Despite the 14 percent recovery from Friday’s low of $ 8,371, it is too early to call for a bullish reversal, given that BTC is still down at least 18 percent from recent highs above $ 11,660.

In addition, the action of the price during the weekend is indicative of the exhaustion of the bear market in the short term. For example, in the Bitfinex exchange, bitcoin closed (according to UTC) below the 200-day moving average (MA) on Saturday for the first time since February 5.

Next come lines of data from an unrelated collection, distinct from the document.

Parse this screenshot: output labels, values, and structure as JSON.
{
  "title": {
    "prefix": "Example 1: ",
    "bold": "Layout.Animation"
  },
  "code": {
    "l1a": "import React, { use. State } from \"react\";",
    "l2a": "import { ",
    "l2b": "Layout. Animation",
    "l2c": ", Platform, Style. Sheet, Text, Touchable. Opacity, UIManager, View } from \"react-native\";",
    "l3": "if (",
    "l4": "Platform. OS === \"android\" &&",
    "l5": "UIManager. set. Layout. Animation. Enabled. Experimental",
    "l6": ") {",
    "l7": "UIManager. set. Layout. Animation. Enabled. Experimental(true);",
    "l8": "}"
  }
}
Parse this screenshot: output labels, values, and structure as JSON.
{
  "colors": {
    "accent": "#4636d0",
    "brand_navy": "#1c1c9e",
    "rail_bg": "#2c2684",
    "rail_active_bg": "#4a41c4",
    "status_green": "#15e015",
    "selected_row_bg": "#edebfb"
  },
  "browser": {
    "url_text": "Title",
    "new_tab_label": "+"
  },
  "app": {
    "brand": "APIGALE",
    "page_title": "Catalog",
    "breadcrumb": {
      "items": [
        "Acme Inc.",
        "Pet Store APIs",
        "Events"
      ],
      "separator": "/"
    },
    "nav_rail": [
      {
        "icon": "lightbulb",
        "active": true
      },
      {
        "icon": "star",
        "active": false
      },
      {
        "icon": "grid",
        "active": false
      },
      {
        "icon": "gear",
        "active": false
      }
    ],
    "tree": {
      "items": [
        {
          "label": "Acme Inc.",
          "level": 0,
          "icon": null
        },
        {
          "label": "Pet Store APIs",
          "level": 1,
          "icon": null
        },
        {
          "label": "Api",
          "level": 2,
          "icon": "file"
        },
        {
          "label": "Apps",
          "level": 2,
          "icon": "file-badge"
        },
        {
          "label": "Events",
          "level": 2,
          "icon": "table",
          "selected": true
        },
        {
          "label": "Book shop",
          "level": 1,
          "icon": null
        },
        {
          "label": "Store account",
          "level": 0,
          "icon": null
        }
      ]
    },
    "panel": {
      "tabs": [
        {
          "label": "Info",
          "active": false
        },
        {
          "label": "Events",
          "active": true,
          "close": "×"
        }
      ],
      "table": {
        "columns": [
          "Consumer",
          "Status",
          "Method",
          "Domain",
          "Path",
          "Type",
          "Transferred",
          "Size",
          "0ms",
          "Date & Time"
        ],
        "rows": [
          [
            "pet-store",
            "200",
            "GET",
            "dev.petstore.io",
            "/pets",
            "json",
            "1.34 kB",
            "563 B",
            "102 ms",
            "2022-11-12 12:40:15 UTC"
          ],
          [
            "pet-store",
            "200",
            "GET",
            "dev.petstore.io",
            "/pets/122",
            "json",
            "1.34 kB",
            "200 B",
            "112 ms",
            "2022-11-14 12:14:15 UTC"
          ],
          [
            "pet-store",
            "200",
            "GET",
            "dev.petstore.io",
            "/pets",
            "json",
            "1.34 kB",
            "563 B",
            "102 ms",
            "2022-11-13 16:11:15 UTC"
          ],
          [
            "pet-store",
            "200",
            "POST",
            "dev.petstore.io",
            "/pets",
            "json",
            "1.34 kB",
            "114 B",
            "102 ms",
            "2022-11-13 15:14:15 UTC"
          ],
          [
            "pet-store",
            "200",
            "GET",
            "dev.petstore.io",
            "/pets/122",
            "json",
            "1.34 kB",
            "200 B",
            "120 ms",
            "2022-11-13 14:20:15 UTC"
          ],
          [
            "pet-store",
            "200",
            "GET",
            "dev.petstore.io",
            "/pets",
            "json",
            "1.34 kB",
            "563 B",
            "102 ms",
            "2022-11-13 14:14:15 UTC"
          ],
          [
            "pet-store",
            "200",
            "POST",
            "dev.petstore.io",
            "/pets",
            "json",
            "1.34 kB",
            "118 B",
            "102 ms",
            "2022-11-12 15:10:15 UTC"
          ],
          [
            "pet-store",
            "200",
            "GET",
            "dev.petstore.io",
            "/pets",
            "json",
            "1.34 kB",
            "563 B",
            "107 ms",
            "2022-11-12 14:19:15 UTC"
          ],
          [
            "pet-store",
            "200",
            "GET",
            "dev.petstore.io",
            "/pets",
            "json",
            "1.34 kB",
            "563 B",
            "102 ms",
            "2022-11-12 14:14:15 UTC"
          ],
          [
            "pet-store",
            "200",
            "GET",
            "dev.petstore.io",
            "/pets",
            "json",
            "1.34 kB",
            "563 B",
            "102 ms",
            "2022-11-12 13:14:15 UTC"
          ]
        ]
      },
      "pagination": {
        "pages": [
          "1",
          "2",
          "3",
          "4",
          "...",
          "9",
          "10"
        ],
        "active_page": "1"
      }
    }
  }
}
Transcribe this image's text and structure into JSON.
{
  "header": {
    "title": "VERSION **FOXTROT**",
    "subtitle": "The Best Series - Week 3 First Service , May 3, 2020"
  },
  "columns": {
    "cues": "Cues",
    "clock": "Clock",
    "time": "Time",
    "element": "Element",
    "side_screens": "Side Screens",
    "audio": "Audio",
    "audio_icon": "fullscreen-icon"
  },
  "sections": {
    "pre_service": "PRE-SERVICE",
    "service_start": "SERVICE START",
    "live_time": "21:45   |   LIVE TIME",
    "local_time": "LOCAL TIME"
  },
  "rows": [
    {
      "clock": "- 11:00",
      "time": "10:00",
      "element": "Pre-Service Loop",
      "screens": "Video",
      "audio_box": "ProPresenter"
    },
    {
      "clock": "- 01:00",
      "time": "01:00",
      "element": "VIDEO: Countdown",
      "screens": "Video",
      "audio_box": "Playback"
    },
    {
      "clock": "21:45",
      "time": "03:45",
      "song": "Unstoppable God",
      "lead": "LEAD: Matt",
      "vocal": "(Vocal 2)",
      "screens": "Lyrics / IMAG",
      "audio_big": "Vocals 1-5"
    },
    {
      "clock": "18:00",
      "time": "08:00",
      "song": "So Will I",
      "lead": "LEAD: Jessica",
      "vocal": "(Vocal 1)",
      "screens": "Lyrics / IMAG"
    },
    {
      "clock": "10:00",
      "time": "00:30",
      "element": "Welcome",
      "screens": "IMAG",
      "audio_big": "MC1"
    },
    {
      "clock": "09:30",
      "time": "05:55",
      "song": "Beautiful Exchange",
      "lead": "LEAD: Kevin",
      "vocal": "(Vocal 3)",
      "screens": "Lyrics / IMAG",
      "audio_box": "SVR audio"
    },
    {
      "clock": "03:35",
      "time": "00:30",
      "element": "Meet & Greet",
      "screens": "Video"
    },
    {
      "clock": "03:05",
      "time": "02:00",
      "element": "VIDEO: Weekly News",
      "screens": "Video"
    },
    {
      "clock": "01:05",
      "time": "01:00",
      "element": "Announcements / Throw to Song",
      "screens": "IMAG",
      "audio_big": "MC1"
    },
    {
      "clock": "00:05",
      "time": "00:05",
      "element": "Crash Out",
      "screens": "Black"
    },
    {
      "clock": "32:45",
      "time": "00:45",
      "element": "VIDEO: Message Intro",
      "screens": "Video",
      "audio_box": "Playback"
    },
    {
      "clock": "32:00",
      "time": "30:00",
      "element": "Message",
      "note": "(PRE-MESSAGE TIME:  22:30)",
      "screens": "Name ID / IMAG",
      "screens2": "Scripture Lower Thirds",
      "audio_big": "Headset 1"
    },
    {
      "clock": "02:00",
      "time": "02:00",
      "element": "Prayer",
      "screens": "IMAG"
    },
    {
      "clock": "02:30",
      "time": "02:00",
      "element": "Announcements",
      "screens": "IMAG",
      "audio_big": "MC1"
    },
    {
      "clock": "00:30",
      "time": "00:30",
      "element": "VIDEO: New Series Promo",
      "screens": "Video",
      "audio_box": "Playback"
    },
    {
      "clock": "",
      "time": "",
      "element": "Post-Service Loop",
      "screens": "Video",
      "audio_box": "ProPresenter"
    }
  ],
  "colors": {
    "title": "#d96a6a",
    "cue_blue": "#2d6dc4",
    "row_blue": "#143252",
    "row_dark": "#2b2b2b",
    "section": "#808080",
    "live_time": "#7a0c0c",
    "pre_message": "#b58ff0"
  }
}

However, despite the bearish daily close, BTC avoided a break below Friday’s low of $ 8,342 and actually ended up creating a bullish candle for “outside day” on Sunday. Prices also close (according to UTC) above the 200-day MA.

A bullish candle of the outer day occurs when the candle has a higher stop and a lower low than the previous day’s candle, indicating that the bulls have taken over the bears.

In addition, the symmetrical break of the triangle seen in the 1-hour chart below supports the idea of ​​short-term bear market depletion.

The box above (prices according to Bitfinex) shows:

An upward break of the triangle pattern adds credibility to the bullish candlestick of the day outside (seen in the daily chart) and indicates the extent of a rebound to $ 10,134 (10 days MA) and $ 10,371 (10-MA weekly).
The MA of 50 hours and the MA of 100 hours have bottomed (they throw a bearish bias).
In the last 14 hours, BTC seems to have formed a base of around $ 9,400, possibly indicating that the basis for the next step towards $ 10,000 has been built.

However, the configuration on the weekly chart indicates that the $ 10,000- $ 10,300 recovery could turn into a bull trap.
Weekly chart

The picture above (prices according to Bitfinex) –

BTC created a bearish candle “out of the week” -that is, the high and low of last week overshadowed the price action of the previous week- indicating that the rebound from the February 6 minimum of $ 6,000 has ended in $ 11,700 and the bears have regained control.
The 10-week MA has a lower trend, indicating a bearish configuration.
The Relative Strength Index (RSI) could not overcome the resistance at 53.00-55.00 and has turned in favor of the bears.


The hourly chart favors a rally to $ 10,000- $ 10,300. A daily close (according to UTC) above the 10-day MA (seen today at $ 10,134) would confirm a bullish reversal of the exterior day and open doors for a new test of $ 10,980- $ 11,000. However, the gains are likely to be transitory as suggested by the weekly chart. 

Meanwhile, a break below last week’s low of $ 8,342 would open the doors for a new test of 50 MA per month, currently at $ 6,339. 

Only a weekly close above $ 11,700 would indicate a bullish reversal and would shift attention to $ 17,000.